SoFi’s Coming Out Party

(By Jeff)Jeff

In case you needed any more evidence that this has been the biggest week in SoFi’s short life, consider the following:

  • If you had googled “social finance” this past Saturday, your top matches would have been the British org, California-based RSF Social Finance, Wikipedia’s “Social Finance” entry and that was about it. (If you had even heard of SoFi way back then and you tried googling them, you would have found a lot to read about “They Gypsy Pearl of Bulgarian Pop-Folk,” Sofi Marinova.)
  • Sunday, TechCrunch announced their launch.
  • Forbes, Business Insider, and the Huffington Post picked up the story by Monday and each ran their own articles. American Public Media and TIME, too.
  • On Tuesday, the New York Times’ Bucks Blog wrote about SoFi. For some reason the Italians were paying attention as well.
  • Thursday was the Washington Post’s turn.
  • Reuters got in the mix on Thursday.
  • And today, the finance nerds joined the party.
  • Google “social finance” or “SoFi” today and SoFi makes the first page. That’s a Jeremy Lin-like arrival on scene.

Jeremy Lin

So what does SoFi do? As their website states: “SoFi is ‘where social meets finance.’” (Get it?) Founded by a group of Stanford GSB students in April of 2011, SoFi has created a potentially very disruptive loan platform for students to borrow at rates cheaper than existing private or federal options and for alumni to earn “a compelling double bottom line return.” Check out the other picture in this post that isn’t Jeremy Lin for SoFi’s own visual explanation.

Here’s the synopsis using only over-used buzz words: peer-to-peer, micro-lending, social enterprise, social network, student loan crisis, impact investing, double bottom line.

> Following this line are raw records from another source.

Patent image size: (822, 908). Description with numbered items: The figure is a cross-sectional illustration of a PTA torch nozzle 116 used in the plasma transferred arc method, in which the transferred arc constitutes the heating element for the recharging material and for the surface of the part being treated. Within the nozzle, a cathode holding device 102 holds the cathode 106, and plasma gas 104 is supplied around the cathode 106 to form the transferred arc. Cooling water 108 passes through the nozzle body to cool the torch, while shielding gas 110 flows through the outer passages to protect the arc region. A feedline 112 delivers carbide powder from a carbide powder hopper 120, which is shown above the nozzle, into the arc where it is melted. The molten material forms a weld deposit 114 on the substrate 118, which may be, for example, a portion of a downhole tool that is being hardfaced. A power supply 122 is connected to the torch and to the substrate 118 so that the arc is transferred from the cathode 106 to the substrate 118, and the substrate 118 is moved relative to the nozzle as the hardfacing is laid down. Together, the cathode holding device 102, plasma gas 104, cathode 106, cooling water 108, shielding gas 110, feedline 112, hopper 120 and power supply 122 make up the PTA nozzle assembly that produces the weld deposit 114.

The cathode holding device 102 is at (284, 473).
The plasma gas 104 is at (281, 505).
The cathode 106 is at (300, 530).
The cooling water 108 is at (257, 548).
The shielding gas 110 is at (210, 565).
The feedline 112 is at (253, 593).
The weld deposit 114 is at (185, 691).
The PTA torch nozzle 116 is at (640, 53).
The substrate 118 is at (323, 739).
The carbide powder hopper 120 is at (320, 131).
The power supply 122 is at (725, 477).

SoFi How It WorksA successful pilot program at Stanford last fall including more than 100 students and 40 alumni encouraged SoFi’s team to dream big. There are 34 schools listed on the website right now where they plan to support students beginning this fall (and their press release says they are shooting for 40 schools).

I’m fascinated by the idea and duly impressed with all the attention they’ve garnered this week. I still have reservations about whether debt is really the right instrument to truly disrupt the education finance market, but if it is, I expect the team at SoFi has a good chance of showing us all how.

Note: I’ve got some questions into the folks at SoFi, so I may update this post when/if I hear back from them.